Thursday, July 01, 2004

Killer App

Wireless World, Singapore/Kuala Lumpur, July 2004 issue

Every once in a while there’s an invention that changes people’s lives. In today’s Information Society, where everything hinges on finding the right application for all the technology that’s lying around, such a thing is known as the Killer App.

Well known Killer Apps are email and web surfing. They have changed the nature of the World Wide Web, indeed of people’s behaviour, and made the Internet into what it is today. They truly conquered the world.

But Killer Apps do not only roam cyberspace. They influence mobile phone use too. Take for instance SMS. Invented in 1992, SMS was an accidental success that caught nearly everyone in the mobile industry by surprise.

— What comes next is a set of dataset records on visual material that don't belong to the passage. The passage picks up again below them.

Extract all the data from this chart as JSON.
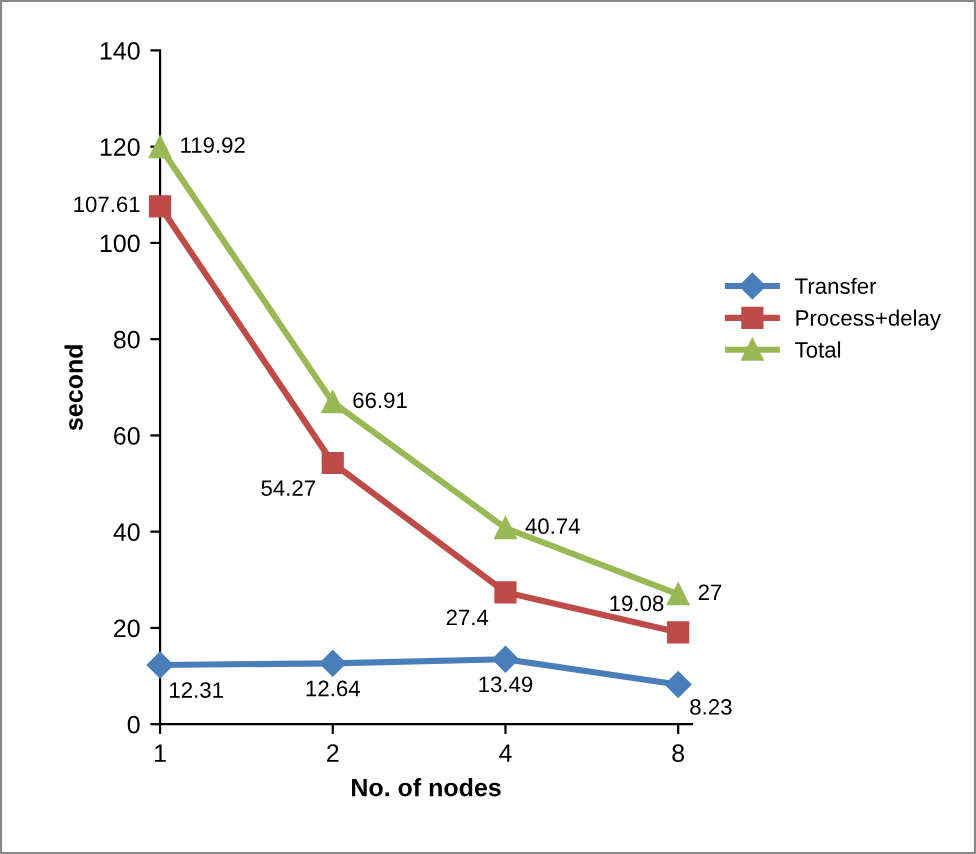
{
  "chart_data": {
    "type": "line",
    "xlabel": "No. of nodes",
    "ylabel": "second",
    "categories": [
      "1",
      "2",
      "4",
      "8"
    ],
    "series": [
      {
        "name": "Transfer",
        "color": "#4a7ebb",
        "marker": "diamond",
        "values": [
          12.31,
          12.64,
          13.49,
          8.23
        ]
      },
      {
        "name": "Process+delay",
        "color": "#be4b48",
        "marker": "square",
        "values": [
          107.61,
          54.27,
          27.4,
          19.08
        ]
      },
      {
        "name": "Total",
        "color": "#98b954",
        "marker": "triangle",
        "values": [
          119.92,
          66.91,
          40.74,
          27
        ]
      }
    ],
    "ylim": [
      0,
      140
    ],
    "yticks": [
      0,
      20,
      40,
      60,
      80,
      100,
      120,
      140
    ],
    "data_labels": true,
    "legend": "right",
    "grid": false
  }
}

It wasn’t even meant to be used by consumers. It wasn’t promoted either, for that very reason. But consumers didn’t need promotion. By 1999 they found out text messaging was there, and they embraced it. Now life without has become unthinkable.

So what will be the next Killer App? That’s the $64,000 question, as they say. Those who guess the answer and start to act on it before anyone else does, have a pretty fair chance of becoming quite rich.

Well, I’m about to make your Wireless World subscription pay itself back many times over. Because I dare predict the next Killer App in mobile marketing, and I’m going to share it with the lucky readers of this column.

Take a look at today’s new phones. What do you see? They’re almost all being equipped with nice little colour screens, and digital cameras. The latter are nice to have, but not spectacularly so. After all, a camera in a phone is a compromise. But OK, it works.

The colour screens are actually a bit silly. They look nice but lack practicality. Wallpaper here, picture of a loved one there, and that’s as far as it goes on the stamp-sized area. Network operators keep promoting it for mobile browsing or doing email. In vain, because it ain’t fun to do that without a proper keyboard, and since we want our phones to be small and nifty little things, a keyboard is out of the question.

But what if you saw something that raised your interest or prompted you to buy, and you wouldn’t have to do anything except pointing your phone? Point the camera at the ad, poster or brochure and hey presto! The information’s there, nicely tailored to your phone’s screen.

This is made possible by software that uses web browsers now standard in most camera phones, by making the phone act like a bar code reader. People can look up information without the fiddly business of having to type in a URL on a tiny keypad.

There are infinitely many uses. For example, you could scan a code posted on a bus stop to quickly look up a web page with realtime information showing when the next bus is due. Concert-goers can make on-the-spot decisions to buy tickets off posters sporting the codes, making the poster a direct sales link between the poster producer and the ticket seller. Retailers can advertise in-store promotions, pointing bargain seekers to the nearest outlet.

The most powerful tool in sales promotion is the call-to-action at exactly the right moment in time. It’s the magic AIDA formula in its ideal form: Attention, Interest, Desire, Action. People don’t go anywhere anymore without their phones. So now you can radically cut the time between Attention and Action. Any place, any time you want.

Mobile marketers who catch on to this trend will find it has enormous potential. And I hope they’ll remember the poor columnist who put them on to it.